On ne compte plus les films où les humains grimpent jusqu’au toit du dernier étage d’un édifice pour échapper à une menace. Il en existe beaucoup moins sur des hommes à poil qui se drapent dans un bosquet pour cacher leur nudité. Le Grand Frisé s’est probablement rendu compte du fait qu’il était l’ancêtre du nuvite qu’une fois dans le petit bois. Il était malheureusement trop tard. Ou trop tôt ?
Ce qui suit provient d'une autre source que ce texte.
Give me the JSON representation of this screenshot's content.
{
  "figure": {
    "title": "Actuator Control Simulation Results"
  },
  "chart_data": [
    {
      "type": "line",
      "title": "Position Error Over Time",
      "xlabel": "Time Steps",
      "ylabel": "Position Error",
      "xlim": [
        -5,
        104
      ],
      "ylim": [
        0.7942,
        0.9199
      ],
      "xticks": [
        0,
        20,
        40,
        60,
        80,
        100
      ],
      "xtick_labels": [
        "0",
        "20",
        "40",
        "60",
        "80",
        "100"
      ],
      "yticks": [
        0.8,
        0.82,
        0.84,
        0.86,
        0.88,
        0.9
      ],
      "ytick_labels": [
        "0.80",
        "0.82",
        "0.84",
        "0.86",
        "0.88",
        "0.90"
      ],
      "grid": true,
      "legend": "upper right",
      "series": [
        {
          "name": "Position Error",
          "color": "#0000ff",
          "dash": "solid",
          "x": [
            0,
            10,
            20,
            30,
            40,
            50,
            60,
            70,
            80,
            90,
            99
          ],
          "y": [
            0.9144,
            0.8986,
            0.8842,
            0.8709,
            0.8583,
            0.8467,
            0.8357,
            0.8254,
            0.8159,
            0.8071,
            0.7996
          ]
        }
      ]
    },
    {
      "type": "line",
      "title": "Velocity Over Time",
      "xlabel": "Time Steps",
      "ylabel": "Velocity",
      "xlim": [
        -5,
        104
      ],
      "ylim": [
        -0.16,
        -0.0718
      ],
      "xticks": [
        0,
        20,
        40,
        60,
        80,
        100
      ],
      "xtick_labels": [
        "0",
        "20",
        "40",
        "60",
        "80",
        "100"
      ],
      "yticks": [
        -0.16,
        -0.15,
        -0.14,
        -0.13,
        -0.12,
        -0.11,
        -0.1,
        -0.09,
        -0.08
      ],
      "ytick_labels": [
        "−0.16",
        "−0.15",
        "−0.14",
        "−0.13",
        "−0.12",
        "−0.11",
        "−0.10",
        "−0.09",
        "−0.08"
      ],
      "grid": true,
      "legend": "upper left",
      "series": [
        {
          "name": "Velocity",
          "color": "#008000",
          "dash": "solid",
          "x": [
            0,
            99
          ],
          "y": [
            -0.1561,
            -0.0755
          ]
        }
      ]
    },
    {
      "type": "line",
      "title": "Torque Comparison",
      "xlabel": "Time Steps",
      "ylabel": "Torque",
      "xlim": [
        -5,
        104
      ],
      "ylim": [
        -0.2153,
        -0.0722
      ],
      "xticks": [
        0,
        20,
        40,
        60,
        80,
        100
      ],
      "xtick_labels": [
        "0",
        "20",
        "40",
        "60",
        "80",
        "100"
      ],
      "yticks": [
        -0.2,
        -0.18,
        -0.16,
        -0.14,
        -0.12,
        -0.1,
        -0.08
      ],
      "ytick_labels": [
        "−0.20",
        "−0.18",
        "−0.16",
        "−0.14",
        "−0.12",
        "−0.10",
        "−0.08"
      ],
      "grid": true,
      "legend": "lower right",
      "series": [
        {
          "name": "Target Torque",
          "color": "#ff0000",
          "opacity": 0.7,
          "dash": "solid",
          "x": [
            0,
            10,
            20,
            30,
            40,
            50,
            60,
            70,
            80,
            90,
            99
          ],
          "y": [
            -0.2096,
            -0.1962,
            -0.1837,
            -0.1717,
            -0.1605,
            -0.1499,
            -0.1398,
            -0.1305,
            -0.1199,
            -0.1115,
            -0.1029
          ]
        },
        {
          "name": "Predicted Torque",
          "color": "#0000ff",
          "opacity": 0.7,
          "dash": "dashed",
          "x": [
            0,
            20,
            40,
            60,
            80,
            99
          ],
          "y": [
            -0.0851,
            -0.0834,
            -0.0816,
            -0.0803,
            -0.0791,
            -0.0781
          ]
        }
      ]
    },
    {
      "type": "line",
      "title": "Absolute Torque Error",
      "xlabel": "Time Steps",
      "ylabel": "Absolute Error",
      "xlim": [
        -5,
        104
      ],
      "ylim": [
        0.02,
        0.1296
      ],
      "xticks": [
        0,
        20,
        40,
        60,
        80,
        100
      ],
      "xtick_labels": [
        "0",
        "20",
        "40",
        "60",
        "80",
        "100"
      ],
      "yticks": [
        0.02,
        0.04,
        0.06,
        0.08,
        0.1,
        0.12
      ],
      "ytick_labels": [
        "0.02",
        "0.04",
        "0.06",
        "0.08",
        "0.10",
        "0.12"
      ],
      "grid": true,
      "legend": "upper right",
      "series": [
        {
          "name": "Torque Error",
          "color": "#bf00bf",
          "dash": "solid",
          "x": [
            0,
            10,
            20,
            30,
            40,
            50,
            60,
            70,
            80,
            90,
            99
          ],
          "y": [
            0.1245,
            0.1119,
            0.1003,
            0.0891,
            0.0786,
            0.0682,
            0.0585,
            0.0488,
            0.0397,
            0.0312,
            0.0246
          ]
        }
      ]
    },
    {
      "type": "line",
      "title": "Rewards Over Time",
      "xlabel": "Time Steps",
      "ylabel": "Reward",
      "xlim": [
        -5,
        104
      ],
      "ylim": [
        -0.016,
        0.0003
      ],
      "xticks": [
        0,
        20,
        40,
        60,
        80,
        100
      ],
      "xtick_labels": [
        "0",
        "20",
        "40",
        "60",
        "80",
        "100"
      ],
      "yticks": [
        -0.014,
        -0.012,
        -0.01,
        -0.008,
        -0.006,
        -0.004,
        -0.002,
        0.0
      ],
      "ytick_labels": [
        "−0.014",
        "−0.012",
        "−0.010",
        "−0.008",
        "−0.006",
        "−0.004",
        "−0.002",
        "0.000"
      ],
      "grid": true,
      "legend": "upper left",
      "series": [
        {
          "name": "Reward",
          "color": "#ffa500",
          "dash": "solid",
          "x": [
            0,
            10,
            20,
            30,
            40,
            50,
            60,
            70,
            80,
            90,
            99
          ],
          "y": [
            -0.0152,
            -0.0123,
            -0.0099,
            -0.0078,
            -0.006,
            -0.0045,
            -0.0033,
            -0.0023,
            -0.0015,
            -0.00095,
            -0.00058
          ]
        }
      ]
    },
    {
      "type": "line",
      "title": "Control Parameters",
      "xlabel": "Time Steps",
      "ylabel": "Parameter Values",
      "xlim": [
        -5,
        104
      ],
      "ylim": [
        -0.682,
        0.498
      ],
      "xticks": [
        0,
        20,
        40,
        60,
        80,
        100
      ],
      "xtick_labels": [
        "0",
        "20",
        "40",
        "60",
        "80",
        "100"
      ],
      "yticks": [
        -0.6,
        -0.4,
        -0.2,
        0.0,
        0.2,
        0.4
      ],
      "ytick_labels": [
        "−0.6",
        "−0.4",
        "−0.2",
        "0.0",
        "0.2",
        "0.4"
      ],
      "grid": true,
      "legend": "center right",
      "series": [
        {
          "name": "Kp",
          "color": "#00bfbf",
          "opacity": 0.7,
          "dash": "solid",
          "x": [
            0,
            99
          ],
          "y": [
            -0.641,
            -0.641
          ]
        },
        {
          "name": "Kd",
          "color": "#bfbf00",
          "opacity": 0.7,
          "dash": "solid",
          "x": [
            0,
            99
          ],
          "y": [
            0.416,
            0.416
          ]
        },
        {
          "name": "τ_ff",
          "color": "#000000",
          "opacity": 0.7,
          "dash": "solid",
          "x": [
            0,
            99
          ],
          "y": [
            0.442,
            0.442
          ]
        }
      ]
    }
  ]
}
Les enfants qui sévissaient partout en permanence l’avaient aperçu et, à la vitesse d’une bombe lumineuse qui éclate dans le ciel en mille étincelles, la nouvelle avait ameuté tout le voisinage déjà mis en alerte par la pluie de roches. Y a un gars tout nu dans l’bois ! Un gars tout nu ! Tout nu ! Si cela avait été une femme, elle n’aurait attiré que des gars et les empeseuses de surplis auraient appelé les policiers qui contrairement à leur habitude, se seraient pointés sur-le-champ pour être les premiers à la voir de près. Mais un nu masculin était une incongruité qui attirait tout le monde. Et tout le monde est venu.

Les jeunes mamans avec leurs bébés dans un carrosse, les femmes en bigoudis roses, en tablier, en smock à fleurs, les chambreuses des cabines No vacancy en shorts, les vieilles senteuses avec leurs tricots, les vieux snorauds avec leurs chaises et au milieu de tout ce branle-bas, les enfants faisaient des rondes et des serpentins en hurlant à tue-tête Tout nu ! T-o-o-u-t nu-u-u ! L’émule d’Adam demeurait invisible, mais on savait qu’il était pris au piège. Le boisé débouchait sur une autre rue où s’était réuni un autre groupe qui chantait à plein poumons : Monte en haut rosé ! Monte en haut m’as t’la montrer ! Le Frisé de la Georgette n’avait guère le choix. Il devait prendre son mal en patience et attendre que la noirceur tombe pour qu’une âme compatissante lui refile un imperméable et un numéro de taxi.

La situation était tout au plus cocasse et la foule qui avait triplé avec le retour des travailleurs s’en amusait à fond la caisse. Si les enfants n’avaient pas repris Tout nu ! T-o-o-u-t nu-u-u ! en chœur avec de moins en moins de vigueur d’ailleurs, la plupart des gens n’auraient pas vraiment su pourquoi ils étaient là. Avant même qu’il ne s’éclipse, le Grand Frisé avait été oublié. Tout le plaisir tenait à se retrouver à raconter des histoires ou des blagues, se vanter ou fanfaronner, faire de l’œil ou du rentre-dedans. Même la Georgette s’était mêlée aux gens. D’abord, pour leur demander ce qui se passait et après l’avoir appris, pour leur confier que le choc l’avait rendue amnésique, ce qui dans son cas ne lui demandait pas beaucoup d’effort. Le foreman s’étant révélé très intéressé à constater les dégâts causés par sa roche, la Georgette l’avait invité à visiter sa chambre. Lorsque les derniers écornifleux sont retournés chez eux à contre cœur, il n’était pas encore ressorti de la maison.

Si le mot avait existé, on aurait sûrement baptisé ce jour-là, la journée du nuvite. Elle résume dans mon souvenir ce Québec marginal, sans pudeur et sans manières, dont j’ai cherché plus tard à traduire l’intarissable gouaille et le rire rabelaisien dans mon théâtre. Ou plutôt à leur rendre justice.